Britain's new entrepreneurs: young guns go for it

Saturday 5 March 2011

Edwin Broni-Mensah, you could argue, is an academic or a philanthropist whose scheme is either naively idealistic or brilliant or both. Either way, as soon as you've read about his idea, you'll be kicking yourself for not having thought of it. We're sitting beside the Serpentine on an unusually warm winter morning in London's Hyde Park. Broni-Mensah is patiently expounding the perils of toxic BPA plastic bottles while I try to hide my bottle out of shame. Phasing out these hateful bottles is the aim of his project, now in its second year. Two minutes in, he spots mine, politely balks and I apologise. Major eco fail.

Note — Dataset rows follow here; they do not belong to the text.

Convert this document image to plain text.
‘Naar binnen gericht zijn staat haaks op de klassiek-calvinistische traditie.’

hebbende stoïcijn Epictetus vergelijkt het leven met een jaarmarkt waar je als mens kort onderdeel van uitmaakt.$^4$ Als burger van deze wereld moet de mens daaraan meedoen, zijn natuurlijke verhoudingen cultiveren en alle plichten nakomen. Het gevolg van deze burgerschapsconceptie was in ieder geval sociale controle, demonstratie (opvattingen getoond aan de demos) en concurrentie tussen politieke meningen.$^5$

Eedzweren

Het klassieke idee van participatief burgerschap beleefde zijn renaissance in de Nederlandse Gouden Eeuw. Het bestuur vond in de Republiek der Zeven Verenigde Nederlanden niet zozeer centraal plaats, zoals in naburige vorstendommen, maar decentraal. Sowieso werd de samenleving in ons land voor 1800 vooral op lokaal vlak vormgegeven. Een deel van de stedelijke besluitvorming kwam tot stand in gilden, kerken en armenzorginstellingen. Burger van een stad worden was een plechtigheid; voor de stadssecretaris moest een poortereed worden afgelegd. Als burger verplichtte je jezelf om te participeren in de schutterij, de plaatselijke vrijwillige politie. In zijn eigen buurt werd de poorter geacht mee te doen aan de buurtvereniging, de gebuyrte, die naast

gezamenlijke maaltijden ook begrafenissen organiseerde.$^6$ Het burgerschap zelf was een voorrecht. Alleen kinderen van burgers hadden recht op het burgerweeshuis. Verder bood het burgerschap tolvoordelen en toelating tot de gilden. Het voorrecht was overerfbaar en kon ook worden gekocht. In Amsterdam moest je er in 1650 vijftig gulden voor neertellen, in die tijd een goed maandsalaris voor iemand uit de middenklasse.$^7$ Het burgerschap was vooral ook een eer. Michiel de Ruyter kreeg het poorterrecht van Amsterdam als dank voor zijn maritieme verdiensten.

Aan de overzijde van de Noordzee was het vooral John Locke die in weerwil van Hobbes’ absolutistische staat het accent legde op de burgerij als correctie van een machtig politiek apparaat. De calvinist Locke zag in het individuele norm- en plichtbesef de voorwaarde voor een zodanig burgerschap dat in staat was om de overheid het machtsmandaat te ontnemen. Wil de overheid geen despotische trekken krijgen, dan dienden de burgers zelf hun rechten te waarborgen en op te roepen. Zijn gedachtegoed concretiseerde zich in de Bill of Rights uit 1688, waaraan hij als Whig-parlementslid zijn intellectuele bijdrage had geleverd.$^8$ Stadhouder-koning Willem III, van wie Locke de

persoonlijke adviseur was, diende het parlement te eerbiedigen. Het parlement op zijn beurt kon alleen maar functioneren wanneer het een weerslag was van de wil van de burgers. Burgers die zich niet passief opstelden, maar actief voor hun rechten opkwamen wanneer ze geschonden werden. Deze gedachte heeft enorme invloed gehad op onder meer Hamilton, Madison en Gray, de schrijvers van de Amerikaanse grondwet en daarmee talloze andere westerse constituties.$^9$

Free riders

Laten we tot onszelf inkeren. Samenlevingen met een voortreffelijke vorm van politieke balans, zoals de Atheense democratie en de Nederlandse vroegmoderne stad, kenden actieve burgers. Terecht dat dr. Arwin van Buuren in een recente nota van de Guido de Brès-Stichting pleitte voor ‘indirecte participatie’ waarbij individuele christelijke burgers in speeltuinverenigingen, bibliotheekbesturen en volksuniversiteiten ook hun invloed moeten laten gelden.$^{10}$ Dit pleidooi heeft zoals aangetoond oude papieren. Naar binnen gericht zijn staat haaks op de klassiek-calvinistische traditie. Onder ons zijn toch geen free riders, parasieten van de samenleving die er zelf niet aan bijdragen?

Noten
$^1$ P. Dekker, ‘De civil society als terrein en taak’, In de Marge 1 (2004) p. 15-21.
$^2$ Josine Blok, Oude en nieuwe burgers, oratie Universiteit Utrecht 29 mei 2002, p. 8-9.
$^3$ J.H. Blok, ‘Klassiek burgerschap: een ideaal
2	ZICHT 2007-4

It was through playing squash at university that Broni-Mensah came up with GiveMeTap. Throughout his PhD, sport was his sanctuary, yet something didn't add up: "Tap water is free and portable yet I was spending a fiver a day on bottled water. I was like, 'Wha'?'"

The concept of GiveMeTap was born, launched online for a song, and last year won him an award as "most outstanding black student in Britain". It works like this: you buy a tidy blue bottle made from recycled aluminium for £7 from his website and take it into any cafe which has signed up as a "provider" of the scheme. Your bottle is then filled with tap water for free, thus reducing the wastage in landfill sites, helping communities in Africa install clean water pumps (70% of the £7 goes towards this) and saving you money.

Although the scheme currently operates solely in the Manchester area, Broni-Mensah has moved in with his parents in Edmonton, north London, in order to launch it in London, it's hoped, in time for the Olympics. In theory, he'll be providing 1 million people with access to clean water by 2013.

How did he manage to launch the project while also completing his PhD? "I follow Parkinson's Law: work expands so as to fill the time available for its completion. I think that captures it very nicely."

Broni-Mensah thinks our "peculiar obsession" with buying plastic bottles is "little more than a cultural conditioning". Furthermore: "We're too proud to ask for free water in the same way we feel the need to buy crisps to use a cafe's loo."

All very benevolent but still, given the current climate, it seems bonkers to invest seven years of education into a non-profit scheme, subsidising your rent by tutoring maths when you could be making a packet in the City. "I know," he laughs. "All my friends are bankers and I'm their poor student mate. But it's my choice."

And, frankly, there are enough bankers to go round, allowing people like Dr Broni-Mensah to turn staggeringly obvious ideas into life-changing schemes.